Of course, traffic isn’t everything. So the content needs to be great as well for the audience to get real value and spend as much time as possible with the piece after clicking your perfect headline. And you don’t want to make your content boring. So find that golden spot for your campaign and your budget.”
It’s great to have a campaign that lasts for a long time – but only if you can afford it without compromising the quality.
How do you succeed with small budgets?
“As a rule of thumb, you can’t have bad content. It’s great to have a campaign that lasts for a long time – but only if you can afford it without compromising the quality.
Quality comes first, and it’s better to have fewer quality articles than several half-hearted articles. Budgets should never affect the quality because then you do not have a native ad campaign that will work at all.
Making quality content means a strong focus on the angle. The angle and your sources need to be just as good as in the editorial content and you need to take your time creating the articles. But it all boils down to KPIs as well.
In general, I also believe that we spend too much time focusing on the format, much more than we focus on the content itself. Often, it looks really good, but if the actual content does not live up to the quality standard, looks do not matter. So we are always looking at it the other way around: Content first, then format.
It’s like peeing your pants if it looks fantastic but the content isn’t amazing as well. We can’t let people on with a beautiful façade and then let them down with crappy content afterward.”
We have got examples of native articles that are pure text and perhaps an image, and the traffic is overwhelming.
How do you explain to clients that their budgets might not give them what they expected?
“I think you need to be very upfront. Let them know that if this is the budget, we can create great angles, no problem, but we can’t make huge video productions. So either, they have to add a production budget for that or they can choose to accept a lot of traffic and high reading time with articles only.
We have got examples of native articles that are pure text and perhaps an image, and the traffic is overwhelming. You do not have to add a lot of extra stuff – unless you are in it to get mentions and credit internally.
We show successful examples to the clients to let them know how we have executed successful campaigns previously and which models they can choose between.”

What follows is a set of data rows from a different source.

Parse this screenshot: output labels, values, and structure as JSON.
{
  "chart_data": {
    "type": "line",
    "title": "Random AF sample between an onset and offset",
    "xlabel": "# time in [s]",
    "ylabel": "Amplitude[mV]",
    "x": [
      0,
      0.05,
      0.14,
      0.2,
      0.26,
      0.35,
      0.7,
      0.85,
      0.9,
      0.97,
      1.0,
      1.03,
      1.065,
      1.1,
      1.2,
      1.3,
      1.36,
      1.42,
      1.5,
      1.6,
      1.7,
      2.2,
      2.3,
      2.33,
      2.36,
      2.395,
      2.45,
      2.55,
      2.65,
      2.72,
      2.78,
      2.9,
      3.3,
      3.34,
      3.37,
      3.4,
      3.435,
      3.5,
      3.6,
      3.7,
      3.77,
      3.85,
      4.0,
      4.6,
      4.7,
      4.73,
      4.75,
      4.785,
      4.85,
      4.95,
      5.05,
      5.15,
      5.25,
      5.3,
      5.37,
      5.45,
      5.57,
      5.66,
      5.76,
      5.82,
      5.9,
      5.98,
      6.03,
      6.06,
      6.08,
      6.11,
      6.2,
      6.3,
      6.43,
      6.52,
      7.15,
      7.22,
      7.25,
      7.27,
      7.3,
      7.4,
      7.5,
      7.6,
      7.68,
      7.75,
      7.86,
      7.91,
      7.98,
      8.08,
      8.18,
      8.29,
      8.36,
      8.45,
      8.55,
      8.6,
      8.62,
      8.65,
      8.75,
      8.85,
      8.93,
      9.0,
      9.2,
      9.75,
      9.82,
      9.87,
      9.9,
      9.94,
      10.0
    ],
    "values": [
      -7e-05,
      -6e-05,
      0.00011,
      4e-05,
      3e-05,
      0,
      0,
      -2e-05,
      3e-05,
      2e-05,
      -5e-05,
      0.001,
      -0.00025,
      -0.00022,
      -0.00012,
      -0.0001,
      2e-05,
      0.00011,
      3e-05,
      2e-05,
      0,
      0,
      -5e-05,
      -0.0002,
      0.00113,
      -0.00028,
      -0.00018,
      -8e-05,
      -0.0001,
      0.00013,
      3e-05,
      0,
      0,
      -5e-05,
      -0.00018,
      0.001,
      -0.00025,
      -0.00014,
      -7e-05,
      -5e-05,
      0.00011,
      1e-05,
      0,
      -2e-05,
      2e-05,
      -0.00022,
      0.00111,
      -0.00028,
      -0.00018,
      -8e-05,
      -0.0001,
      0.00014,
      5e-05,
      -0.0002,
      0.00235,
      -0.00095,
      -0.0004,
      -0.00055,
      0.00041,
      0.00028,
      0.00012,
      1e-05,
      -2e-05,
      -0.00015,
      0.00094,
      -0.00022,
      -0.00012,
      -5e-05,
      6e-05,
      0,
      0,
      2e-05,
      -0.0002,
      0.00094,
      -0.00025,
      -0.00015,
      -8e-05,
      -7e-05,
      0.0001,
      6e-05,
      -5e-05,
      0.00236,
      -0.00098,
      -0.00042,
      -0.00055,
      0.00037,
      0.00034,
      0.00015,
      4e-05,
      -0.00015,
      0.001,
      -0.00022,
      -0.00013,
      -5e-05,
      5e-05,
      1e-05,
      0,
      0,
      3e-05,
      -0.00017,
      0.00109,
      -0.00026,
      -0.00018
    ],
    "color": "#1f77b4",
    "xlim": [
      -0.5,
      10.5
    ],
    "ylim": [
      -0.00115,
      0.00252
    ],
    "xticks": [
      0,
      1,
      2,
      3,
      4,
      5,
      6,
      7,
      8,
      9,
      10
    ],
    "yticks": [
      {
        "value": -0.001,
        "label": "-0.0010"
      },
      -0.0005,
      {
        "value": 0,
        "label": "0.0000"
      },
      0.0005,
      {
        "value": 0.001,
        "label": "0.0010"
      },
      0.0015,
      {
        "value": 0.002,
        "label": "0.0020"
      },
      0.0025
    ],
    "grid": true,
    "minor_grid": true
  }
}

It is important to remember that it won’t be half as good just because you use half as much money.
What are the biggest challenges when working with small budgets?
“The challenge is that it is limited what you can produce. As I said, you either have to cut down on the number of articles or produce less visual effects. It is important to remember that it won’t be half as good just because you use half as much money.
Another challenge is to say no. Native advertising is more expensive, it needs money, so sometimes you need to say no if you can’t find the right campaign format with the client and their budget. We have a brand to look out for – Politiken – and we can’t risk lowering the standard of Politiken by lowering the standard for native advertising.”
The client needs to let go, lose control and let us produce the campaigns. It takes time, and a lot of people are concerned about this, but you just get so much more out of it.
How do you create a successful relationship with the clients?
“It’s all about matching expectations. What can the client expect to get out of this? What are the right KPIs, what should the end result be, etc?
Ideally, we would like to have the client involved from the start. Then they know what we are doing and where we are headed. But, of course, we have the veto. The client needs to let go, lose control and let us produce the campaigns. It takes time, and a lot of people are concerned about this, but you just get so much more out of it.
Another great tip is to work together with the advertising agencies – a relationship that’s very much underestimated. Often they have a lot of great resources who have all sorts of skills. So if possible, cooperate with the ad agencies.
They think differently than us journalists and they understand native. True native is a commercial way of thinking and it’s all about letting the content stick to the customers’ mind and create this unconscious relation to a brand. This is what the ad agencies are specialized in, behavioral psychology.
When you’re working with small budgets, co-producing with the ad agencies can also save you a great deal of money.”